Директор скомкал талоны и молча покинул класс.

Дома мать по привычке сушила и собирала на черный день хлеб, картошку всегда варила неочищенную, за обедом съедала парящую кожуру, аккуратно посыпая ее солью. Если крупинка соли падала на стол, мать тут же нащупывала ее чутким пальцем, и, дождавшись, когда крупинка прилипнет к коже, отправляла в рот. Несет, бывало, поросенку месиво из отрубей, и непременно зачерпнет на ходу щепотку, торопливо съест, да еще пальцы обсосет с чмоканьем. На недоуменный взгляд сына виновато улыбалась: это я пробу снимаю!

Иногда уборщица молзавода Полина, возвращаясь с работы, приносила матери сметану и творог – не очень свежие, зато даром. Мать поначалу отказывалась, говорила, что у них всего хватает, однако, Полина, уперев руки в бока, топала ногами, ругалась и так смотрела на мать, будто знала про нее что-то особенное.

Сердитая тетка Марфа в шестьдесят третьем году при всех ругала

Ефросинью в магазине за то, что та не пропустила ее без очереди за кукурузным хлебом.

“Ты рабыня! – кричала баба на весь магазин. – Ты жрала человечину в

Ленинграде, закусывала торфом… Почему ты всегда молчишь? Почему не хочешь, чтобы мы всё про тебя знали?”
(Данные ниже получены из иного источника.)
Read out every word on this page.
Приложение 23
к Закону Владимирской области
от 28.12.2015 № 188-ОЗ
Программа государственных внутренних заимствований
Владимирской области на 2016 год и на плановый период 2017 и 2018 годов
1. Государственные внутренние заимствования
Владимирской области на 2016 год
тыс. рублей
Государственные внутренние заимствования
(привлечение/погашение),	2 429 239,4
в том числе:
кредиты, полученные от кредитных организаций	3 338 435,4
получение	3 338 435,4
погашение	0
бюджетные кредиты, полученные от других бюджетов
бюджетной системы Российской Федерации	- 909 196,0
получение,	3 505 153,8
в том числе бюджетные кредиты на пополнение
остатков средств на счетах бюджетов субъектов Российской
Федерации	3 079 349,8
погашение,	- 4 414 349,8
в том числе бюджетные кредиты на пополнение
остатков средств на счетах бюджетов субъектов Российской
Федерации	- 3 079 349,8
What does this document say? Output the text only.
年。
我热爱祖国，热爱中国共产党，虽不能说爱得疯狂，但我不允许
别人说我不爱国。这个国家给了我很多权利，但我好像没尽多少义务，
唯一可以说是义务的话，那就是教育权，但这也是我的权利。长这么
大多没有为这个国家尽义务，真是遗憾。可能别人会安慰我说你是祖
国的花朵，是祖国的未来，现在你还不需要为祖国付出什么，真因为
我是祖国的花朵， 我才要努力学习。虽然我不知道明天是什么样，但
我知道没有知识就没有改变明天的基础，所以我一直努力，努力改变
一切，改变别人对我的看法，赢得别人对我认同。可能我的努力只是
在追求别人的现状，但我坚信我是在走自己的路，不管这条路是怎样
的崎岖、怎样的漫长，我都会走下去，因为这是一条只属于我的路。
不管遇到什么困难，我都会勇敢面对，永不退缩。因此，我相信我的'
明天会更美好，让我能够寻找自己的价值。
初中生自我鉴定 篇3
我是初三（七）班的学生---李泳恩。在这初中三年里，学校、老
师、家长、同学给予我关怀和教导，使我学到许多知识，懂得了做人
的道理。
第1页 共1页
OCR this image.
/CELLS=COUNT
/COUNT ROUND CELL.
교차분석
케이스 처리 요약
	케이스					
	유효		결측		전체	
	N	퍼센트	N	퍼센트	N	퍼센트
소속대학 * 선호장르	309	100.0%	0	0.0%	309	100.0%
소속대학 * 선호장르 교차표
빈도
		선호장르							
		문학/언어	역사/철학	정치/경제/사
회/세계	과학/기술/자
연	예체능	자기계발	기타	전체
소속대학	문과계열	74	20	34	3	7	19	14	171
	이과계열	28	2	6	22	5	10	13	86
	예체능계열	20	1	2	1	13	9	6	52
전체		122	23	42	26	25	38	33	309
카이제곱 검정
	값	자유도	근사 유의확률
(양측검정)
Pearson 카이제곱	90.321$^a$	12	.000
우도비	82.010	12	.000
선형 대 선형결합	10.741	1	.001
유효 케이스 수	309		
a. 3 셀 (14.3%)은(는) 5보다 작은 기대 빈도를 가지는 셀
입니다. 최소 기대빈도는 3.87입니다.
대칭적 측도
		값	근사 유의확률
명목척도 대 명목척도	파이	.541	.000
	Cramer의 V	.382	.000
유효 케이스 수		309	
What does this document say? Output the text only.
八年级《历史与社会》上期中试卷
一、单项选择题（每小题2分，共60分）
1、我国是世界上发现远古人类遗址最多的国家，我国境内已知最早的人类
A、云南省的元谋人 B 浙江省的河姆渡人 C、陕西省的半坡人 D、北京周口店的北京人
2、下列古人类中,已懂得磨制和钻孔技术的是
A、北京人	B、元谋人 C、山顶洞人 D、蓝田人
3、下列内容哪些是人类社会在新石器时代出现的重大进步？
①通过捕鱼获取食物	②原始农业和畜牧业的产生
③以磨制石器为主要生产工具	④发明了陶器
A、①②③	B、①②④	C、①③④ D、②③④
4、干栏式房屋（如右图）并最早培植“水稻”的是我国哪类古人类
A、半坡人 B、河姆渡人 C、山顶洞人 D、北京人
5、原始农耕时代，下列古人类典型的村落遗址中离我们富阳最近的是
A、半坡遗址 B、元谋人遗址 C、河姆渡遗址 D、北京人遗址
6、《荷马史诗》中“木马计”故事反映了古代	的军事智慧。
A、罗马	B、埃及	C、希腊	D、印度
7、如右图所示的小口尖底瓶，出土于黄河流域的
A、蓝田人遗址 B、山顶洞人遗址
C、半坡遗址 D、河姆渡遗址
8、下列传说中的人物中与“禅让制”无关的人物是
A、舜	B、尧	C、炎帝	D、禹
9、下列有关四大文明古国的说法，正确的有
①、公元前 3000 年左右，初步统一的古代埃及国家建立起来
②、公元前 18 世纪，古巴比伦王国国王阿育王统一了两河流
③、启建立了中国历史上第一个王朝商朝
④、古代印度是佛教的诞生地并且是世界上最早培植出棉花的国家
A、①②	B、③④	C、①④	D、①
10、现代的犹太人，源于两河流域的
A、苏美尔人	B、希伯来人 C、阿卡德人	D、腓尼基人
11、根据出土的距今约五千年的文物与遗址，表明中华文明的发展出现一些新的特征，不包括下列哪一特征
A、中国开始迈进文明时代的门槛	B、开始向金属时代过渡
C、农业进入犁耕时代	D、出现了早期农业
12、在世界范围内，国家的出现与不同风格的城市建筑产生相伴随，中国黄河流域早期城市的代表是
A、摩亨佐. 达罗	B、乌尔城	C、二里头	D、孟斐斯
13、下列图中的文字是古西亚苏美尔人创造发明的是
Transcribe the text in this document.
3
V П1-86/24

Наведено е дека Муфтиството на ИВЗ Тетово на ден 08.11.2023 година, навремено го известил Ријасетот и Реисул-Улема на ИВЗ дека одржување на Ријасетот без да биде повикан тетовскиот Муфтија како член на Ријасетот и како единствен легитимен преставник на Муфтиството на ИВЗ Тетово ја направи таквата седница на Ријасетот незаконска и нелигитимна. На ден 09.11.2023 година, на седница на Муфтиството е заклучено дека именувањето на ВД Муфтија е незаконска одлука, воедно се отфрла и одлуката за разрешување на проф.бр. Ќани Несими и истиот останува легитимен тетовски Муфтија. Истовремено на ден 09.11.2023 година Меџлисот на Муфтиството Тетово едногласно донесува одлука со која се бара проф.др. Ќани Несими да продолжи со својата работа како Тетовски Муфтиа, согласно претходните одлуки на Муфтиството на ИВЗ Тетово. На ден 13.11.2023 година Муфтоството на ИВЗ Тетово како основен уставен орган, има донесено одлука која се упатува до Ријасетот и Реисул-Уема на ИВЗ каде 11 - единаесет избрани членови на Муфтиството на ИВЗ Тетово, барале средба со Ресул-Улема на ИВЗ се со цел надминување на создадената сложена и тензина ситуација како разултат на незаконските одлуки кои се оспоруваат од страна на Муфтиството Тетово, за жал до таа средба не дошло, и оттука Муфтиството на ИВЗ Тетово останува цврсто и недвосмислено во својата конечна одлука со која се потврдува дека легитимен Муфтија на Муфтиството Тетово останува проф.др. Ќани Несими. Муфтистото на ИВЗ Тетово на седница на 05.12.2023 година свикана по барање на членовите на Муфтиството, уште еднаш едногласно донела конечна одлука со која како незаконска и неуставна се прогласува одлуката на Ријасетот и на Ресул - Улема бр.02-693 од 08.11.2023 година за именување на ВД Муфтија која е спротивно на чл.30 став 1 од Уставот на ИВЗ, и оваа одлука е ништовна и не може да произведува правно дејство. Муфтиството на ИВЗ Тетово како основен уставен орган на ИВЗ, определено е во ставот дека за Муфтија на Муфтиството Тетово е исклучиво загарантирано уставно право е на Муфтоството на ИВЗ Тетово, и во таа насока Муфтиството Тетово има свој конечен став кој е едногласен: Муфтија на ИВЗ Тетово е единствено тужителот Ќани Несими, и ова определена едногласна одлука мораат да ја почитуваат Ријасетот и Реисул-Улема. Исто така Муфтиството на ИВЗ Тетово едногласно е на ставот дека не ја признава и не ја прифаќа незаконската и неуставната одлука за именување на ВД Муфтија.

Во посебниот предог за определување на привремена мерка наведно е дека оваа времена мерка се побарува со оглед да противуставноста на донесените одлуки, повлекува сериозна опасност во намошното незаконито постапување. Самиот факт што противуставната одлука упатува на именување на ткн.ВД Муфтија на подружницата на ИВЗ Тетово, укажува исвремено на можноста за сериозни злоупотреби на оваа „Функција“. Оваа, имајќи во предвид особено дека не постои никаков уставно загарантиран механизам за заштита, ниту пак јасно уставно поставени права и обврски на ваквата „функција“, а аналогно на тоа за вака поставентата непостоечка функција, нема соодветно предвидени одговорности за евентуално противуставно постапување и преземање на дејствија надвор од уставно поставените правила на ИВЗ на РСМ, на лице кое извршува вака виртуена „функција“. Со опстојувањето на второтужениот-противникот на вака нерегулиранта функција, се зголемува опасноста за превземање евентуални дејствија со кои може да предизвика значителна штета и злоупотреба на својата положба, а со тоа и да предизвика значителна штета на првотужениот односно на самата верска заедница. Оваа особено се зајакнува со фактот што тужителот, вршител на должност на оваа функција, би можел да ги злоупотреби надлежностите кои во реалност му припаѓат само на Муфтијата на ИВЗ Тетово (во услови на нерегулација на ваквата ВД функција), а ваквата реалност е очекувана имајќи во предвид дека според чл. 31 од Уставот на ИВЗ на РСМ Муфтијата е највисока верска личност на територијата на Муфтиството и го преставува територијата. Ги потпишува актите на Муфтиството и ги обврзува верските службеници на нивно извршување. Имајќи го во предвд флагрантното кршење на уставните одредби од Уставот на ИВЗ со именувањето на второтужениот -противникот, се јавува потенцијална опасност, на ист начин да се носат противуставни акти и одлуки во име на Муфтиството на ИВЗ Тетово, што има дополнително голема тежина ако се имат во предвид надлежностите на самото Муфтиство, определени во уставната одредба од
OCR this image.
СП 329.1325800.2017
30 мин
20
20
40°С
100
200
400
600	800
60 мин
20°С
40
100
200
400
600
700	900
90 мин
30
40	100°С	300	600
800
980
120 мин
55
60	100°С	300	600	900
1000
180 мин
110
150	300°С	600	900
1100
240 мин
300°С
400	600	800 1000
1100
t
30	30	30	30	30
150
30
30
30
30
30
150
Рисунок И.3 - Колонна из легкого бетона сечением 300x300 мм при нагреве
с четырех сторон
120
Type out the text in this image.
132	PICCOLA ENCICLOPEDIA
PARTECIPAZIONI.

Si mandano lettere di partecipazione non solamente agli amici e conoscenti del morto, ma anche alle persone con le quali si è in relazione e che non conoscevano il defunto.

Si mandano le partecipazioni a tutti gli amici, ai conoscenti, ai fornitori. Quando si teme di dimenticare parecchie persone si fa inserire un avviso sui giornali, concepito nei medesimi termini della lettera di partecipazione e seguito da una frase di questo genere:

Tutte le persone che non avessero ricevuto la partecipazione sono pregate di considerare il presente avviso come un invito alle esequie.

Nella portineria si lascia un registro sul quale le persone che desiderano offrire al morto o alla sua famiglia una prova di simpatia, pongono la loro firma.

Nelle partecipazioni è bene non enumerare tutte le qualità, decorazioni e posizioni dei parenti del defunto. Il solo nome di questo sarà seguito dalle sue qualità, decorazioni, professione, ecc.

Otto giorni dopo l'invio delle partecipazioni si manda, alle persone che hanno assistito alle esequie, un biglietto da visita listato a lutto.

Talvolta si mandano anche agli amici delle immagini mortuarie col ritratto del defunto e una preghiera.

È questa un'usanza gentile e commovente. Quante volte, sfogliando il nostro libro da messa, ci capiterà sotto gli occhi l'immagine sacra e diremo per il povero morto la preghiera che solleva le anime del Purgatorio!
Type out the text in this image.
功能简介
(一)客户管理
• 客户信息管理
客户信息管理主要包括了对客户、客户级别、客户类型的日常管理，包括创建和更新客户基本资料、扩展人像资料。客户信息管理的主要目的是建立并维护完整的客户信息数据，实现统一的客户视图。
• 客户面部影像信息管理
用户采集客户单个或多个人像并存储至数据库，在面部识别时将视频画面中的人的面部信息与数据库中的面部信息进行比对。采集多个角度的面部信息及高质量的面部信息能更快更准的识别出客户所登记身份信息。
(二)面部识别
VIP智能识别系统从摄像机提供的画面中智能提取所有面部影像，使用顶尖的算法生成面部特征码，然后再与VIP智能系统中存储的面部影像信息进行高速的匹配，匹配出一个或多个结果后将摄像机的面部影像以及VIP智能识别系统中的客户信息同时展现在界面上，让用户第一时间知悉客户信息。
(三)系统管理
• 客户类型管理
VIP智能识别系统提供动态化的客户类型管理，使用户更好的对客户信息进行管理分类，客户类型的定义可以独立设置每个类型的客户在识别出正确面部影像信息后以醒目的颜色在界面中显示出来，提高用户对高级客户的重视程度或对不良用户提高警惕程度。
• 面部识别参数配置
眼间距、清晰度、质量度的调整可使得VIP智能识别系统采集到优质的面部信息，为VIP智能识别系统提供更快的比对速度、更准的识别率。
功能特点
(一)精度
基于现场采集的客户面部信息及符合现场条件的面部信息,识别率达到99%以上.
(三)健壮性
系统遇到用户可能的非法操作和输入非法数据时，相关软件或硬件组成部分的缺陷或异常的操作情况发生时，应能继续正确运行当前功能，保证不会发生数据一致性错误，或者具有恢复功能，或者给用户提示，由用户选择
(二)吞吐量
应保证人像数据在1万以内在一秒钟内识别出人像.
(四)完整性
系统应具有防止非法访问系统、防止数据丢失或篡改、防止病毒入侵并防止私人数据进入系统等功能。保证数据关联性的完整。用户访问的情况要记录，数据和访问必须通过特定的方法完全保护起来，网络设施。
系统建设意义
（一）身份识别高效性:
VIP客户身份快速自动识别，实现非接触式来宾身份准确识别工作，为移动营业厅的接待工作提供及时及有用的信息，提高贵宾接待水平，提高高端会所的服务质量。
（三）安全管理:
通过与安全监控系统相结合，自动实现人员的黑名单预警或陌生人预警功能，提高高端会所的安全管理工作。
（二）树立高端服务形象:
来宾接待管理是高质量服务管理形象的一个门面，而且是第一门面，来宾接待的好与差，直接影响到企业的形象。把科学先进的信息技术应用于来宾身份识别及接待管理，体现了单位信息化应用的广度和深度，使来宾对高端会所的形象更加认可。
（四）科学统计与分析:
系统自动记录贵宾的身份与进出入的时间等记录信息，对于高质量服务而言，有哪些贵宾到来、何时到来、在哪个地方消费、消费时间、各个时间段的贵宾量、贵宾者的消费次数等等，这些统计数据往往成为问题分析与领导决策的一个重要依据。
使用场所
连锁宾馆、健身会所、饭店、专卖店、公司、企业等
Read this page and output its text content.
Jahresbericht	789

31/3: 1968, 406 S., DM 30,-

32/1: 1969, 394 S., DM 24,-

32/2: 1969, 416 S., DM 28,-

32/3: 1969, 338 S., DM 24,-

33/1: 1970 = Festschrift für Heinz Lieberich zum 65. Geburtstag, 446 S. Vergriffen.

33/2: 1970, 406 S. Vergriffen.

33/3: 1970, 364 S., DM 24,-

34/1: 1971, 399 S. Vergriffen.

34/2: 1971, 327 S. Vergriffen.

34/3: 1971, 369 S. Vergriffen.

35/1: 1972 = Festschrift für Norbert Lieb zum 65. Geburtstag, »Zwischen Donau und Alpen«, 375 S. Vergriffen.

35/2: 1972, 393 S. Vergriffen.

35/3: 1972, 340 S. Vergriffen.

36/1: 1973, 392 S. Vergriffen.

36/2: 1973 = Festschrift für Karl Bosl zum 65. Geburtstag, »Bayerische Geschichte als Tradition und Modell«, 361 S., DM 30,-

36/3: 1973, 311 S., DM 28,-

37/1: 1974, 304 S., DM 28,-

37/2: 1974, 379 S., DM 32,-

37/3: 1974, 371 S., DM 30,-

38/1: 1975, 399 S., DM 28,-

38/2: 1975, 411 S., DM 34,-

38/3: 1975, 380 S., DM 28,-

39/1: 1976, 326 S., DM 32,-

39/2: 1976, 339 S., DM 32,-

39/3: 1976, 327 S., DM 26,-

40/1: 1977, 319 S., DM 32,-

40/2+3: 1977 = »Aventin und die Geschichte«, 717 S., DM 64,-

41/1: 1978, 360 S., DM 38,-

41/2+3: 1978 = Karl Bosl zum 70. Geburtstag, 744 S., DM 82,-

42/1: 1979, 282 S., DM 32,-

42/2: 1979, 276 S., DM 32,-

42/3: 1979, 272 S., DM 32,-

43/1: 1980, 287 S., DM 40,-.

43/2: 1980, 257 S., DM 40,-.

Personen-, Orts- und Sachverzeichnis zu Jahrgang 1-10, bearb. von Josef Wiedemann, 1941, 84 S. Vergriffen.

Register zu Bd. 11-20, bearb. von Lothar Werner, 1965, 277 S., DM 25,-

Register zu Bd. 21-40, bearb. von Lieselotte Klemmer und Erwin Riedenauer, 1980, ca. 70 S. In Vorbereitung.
Мать Стрижа молчала, теребя талон на хлеб, где было написано крупно

– “Стрижова”, а сверху, как татуировка, синяя сельповская печать.

“Я не рабыня – я находилась в блокаде, работала на страну… – лепетала ошеломленная Ефросинья. – Становись, если хочешь впереди, хлеб по спискам дают, все получим по буханке на руки”.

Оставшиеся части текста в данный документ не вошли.